Postmortems

Monzo (new UK bank) struggles to transfer money

some customers were left with money in their Monzo account that didn’t actually leave the sending bank

(Monzo as a bank is only 4 years old and only fully licensed for two years.)

Root cause: buggy software in equipment run by a third-party intermediary. Third-party intermediary’s response deemed inadequate and the function to be brought in-house. (Sounds like a use-after-free bug.)

Our Gateway provider found a bug that caused one of their systems to get stuck in a state where it corrupts all messages passing through it. They deployed a fix for this on Thursday the 13th of June.

The bug was in a computer program the Gateway uses to translate payment messages between two formats. When the program was operating under load, the system tried to clear memory it believed to be unused (a process known as garbage collection).

But because it was using an unsafe method to access memory, the code ended up reading memory that had already been cleared away, causing it not to know how to translate the date field in payment messages.

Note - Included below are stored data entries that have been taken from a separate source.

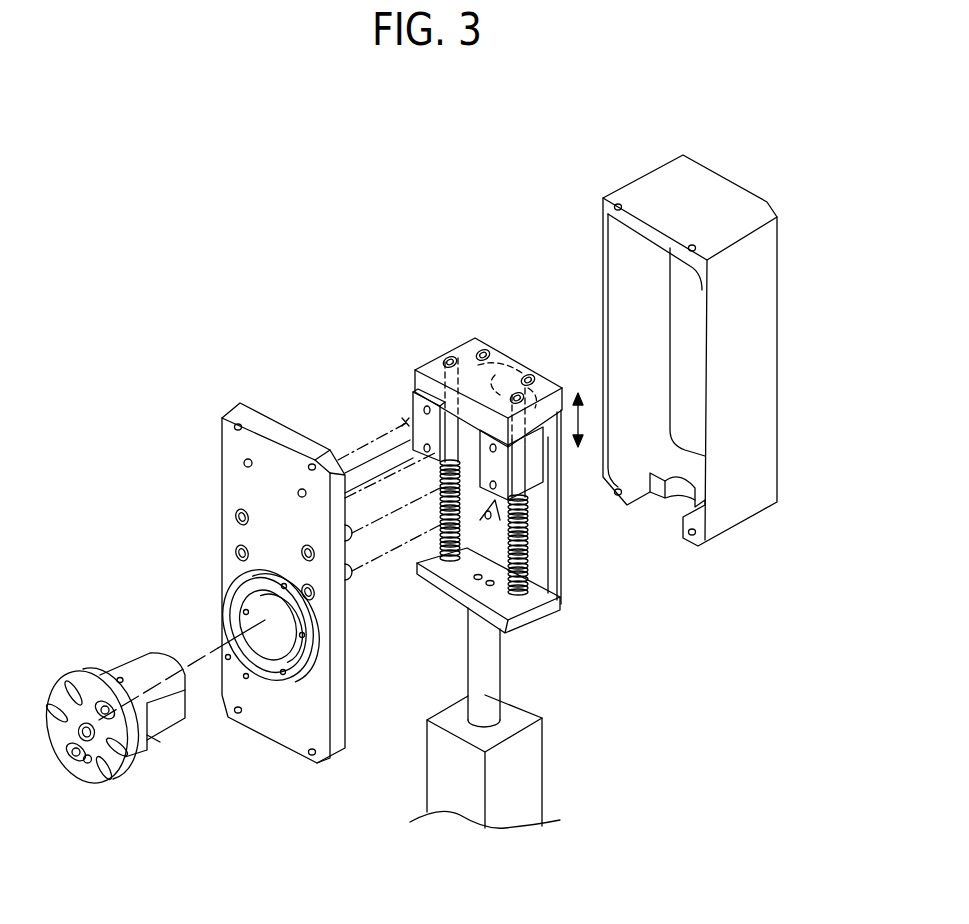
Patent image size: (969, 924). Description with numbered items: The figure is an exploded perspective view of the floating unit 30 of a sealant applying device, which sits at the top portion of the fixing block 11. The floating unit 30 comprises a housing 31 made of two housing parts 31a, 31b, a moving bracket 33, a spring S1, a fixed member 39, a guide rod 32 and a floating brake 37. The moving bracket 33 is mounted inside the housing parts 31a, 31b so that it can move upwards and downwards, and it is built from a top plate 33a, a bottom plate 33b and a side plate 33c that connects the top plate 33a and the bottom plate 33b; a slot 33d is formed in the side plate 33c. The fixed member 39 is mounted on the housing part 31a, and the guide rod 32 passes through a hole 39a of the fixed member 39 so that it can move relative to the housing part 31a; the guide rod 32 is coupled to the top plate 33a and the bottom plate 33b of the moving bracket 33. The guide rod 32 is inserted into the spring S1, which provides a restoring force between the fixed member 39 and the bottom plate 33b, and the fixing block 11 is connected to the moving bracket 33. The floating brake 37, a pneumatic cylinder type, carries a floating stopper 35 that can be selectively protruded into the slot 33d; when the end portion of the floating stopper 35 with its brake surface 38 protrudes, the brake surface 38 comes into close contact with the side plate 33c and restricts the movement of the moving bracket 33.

The floating unit 30 is at (219, 191).
The housing 31 is at (180, 324).
The housing 31a is at (238, 402).
The housing 31b is at (640, 185).
The guide rod 32 is at (500, 392).
The moving bracket 33 is at (470, 355).
The top plate 33a is at (425, 375).
The bottom plate 33b is at (520, 630).
The side plate 33c is at (540, 570).
The slot 33d is at (498, 523).
The floating stopper 35 is at (127, 667).
The floating brake 37 is at (75, 652).
The brake surface 38 is at (157, 735).
The fixed member 39 is at (418, 400).
The hole 39a is at (402, 422).
The spring S1 is at (545, 600).
The fixing block 11 is at (528, 758).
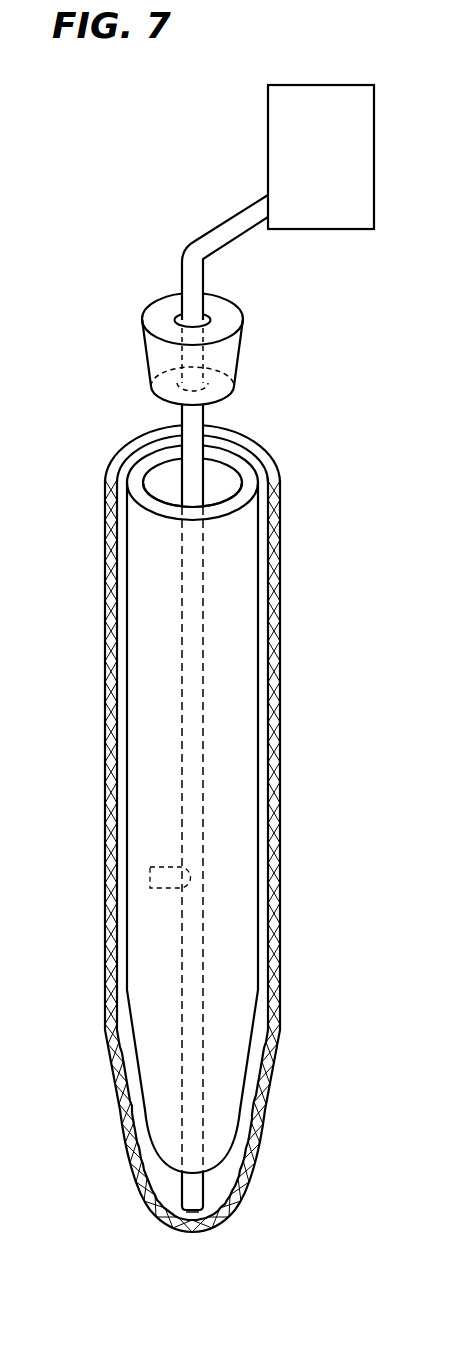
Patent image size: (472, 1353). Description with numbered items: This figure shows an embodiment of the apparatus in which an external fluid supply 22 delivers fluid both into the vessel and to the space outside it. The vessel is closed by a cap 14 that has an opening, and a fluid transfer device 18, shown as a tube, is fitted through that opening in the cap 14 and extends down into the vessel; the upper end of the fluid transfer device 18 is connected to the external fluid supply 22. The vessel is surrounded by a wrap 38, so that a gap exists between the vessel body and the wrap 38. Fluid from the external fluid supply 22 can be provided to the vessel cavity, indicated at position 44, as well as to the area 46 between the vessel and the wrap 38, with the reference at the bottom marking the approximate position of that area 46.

The external fluid supply 22 is at (295, 115).
The fluid transfer device 18 is at (227, 227).
The cap 14 is at (162, 351).
The position in vessel cavity 44 is at (162, 866).
The wrap 38 is at (118, 1060).
The area between the vessel and the wrap 46 is at (193, 1222).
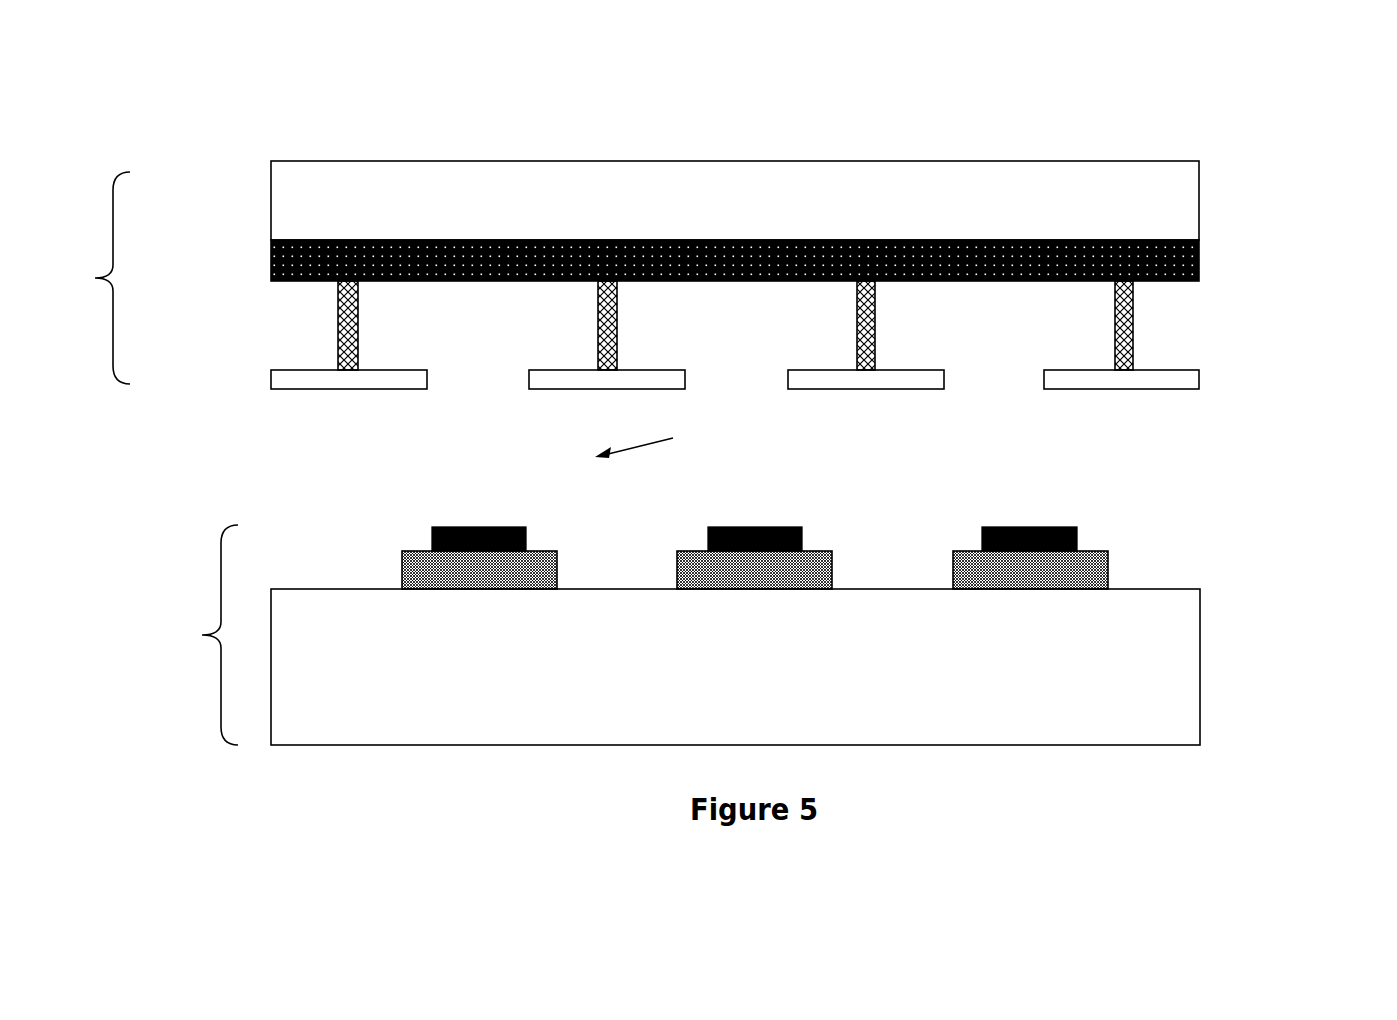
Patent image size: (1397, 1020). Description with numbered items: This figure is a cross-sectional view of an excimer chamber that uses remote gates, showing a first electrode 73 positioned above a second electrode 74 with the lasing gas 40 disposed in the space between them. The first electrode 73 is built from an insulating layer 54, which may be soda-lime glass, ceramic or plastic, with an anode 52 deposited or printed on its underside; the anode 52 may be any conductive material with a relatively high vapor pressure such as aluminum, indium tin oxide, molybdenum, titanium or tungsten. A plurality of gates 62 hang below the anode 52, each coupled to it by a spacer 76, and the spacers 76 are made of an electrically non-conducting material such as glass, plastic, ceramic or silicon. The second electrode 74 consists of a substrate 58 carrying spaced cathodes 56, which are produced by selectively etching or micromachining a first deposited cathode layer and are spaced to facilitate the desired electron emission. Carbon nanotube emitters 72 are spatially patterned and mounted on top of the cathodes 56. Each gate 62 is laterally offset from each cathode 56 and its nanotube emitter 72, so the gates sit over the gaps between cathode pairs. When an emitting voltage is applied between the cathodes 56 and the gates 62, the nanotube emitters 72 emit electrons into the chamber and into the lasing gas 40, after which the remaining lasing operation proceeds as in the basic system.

The lasing gas 40 is at (667, 438).
The anode 52 is at (1199, 260).
The insulating layer 54 is at (1199, 161).
The cathodes 56 is at (432, 589).
The substrate 58 is at (1200, 715).
The gates 62 is at (1167, 373).
The carbon nanotube emitters 72 is at (432, 527).
The first electrode 73 is at (88, 278).
The second electrode 74 is at (177, 635).
The spacers 76 is at (338, 338).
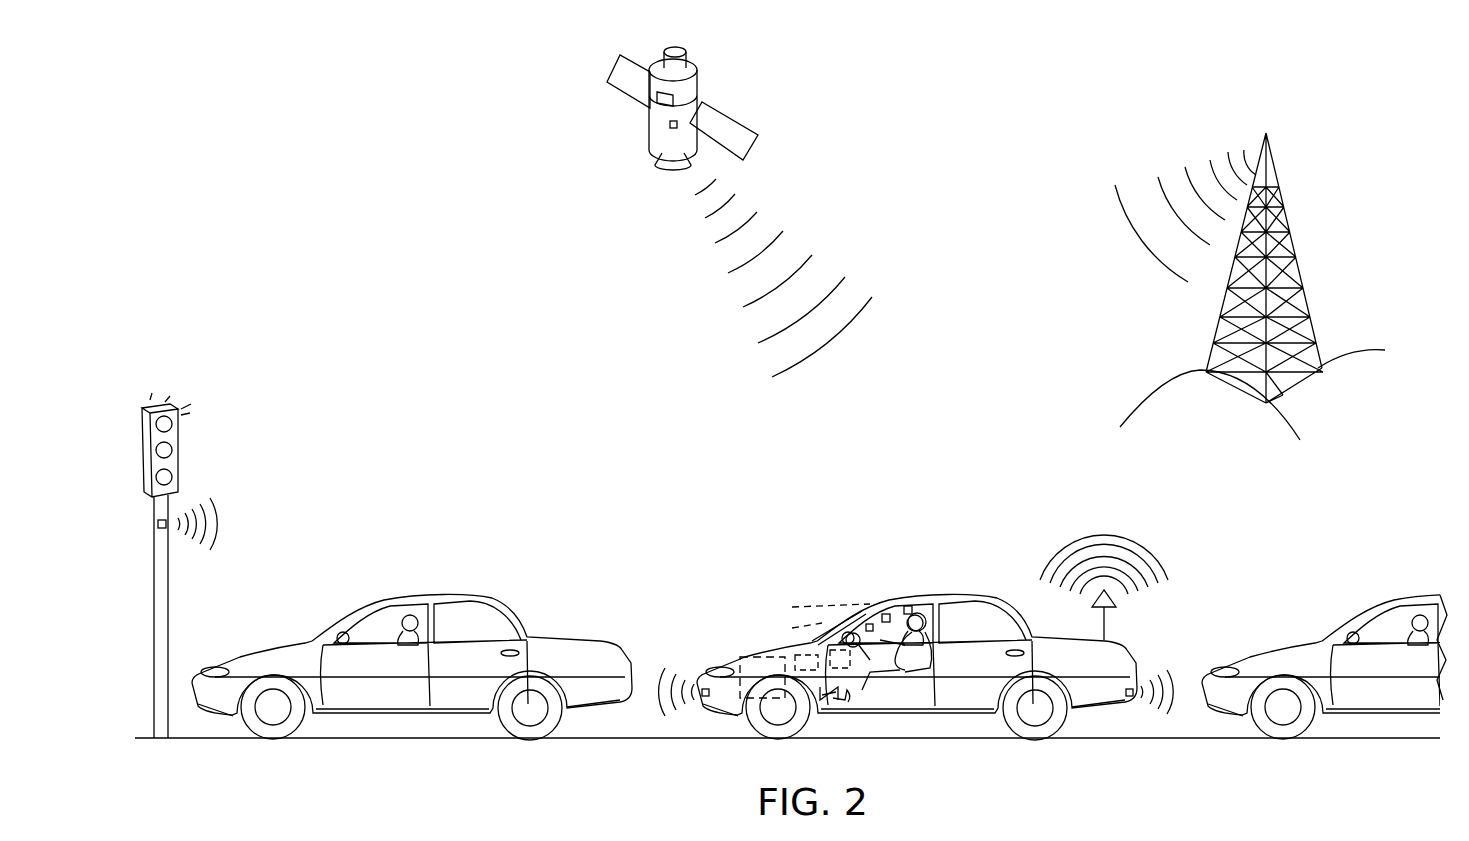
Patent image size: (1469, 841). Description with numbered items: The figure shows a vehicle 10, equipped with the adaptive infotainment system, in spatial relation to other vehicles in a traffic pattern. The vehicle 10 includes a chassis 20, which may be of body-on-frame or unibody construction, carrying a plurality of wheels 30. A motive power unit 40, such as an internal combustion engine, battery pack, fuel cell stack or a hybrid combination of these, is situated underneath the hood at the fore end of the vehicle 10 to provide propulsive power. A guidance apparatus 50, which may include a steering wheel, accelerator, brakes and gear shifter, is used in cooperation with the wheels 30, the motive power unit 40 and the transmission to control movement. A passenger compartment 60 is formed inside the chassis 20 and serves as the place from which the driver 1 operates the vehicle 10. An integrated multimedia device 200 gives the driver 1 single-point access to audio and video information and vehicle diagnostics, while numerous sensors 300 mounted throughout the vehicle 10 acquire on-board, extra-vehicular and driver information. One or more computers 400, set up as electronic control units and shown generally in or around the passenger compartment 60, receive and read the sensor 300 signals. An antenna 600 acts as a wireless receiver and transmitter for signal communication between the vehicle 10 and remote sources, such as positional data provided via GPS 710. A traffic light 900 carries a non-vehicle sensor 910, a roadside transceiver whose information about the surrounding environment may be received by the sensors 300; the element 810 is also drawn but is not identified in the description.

75% of inbound payments succeed in real-time. With Stand-In mode disabled, the Gateway begins sending Monzo payments.

25% of inbound payments are credited and then reversed. As the Gateway is continuing to corrupt our responses to inbound messages, the Hub ignores them and reverses these payments.

via the discussion on HN
https://news.ycombinator.com/item?id=20231845

From the HN discussion:

It happens all the time, and they just don’t tell you. We get automated notices when banks connect and disconnect from the Faster Payments network, something happens every few days. Not always this length, but occasionally.

Just yesterday a major high street bank stopped sending payments for an hour, and was telling customers on Twitter that there were no problems.

Hell, the central system (what I called the Hub in this article) had a 12 hour split brain meltdown last July which had banks emailing each other spreadsheets back and forth for two weeks afterwards.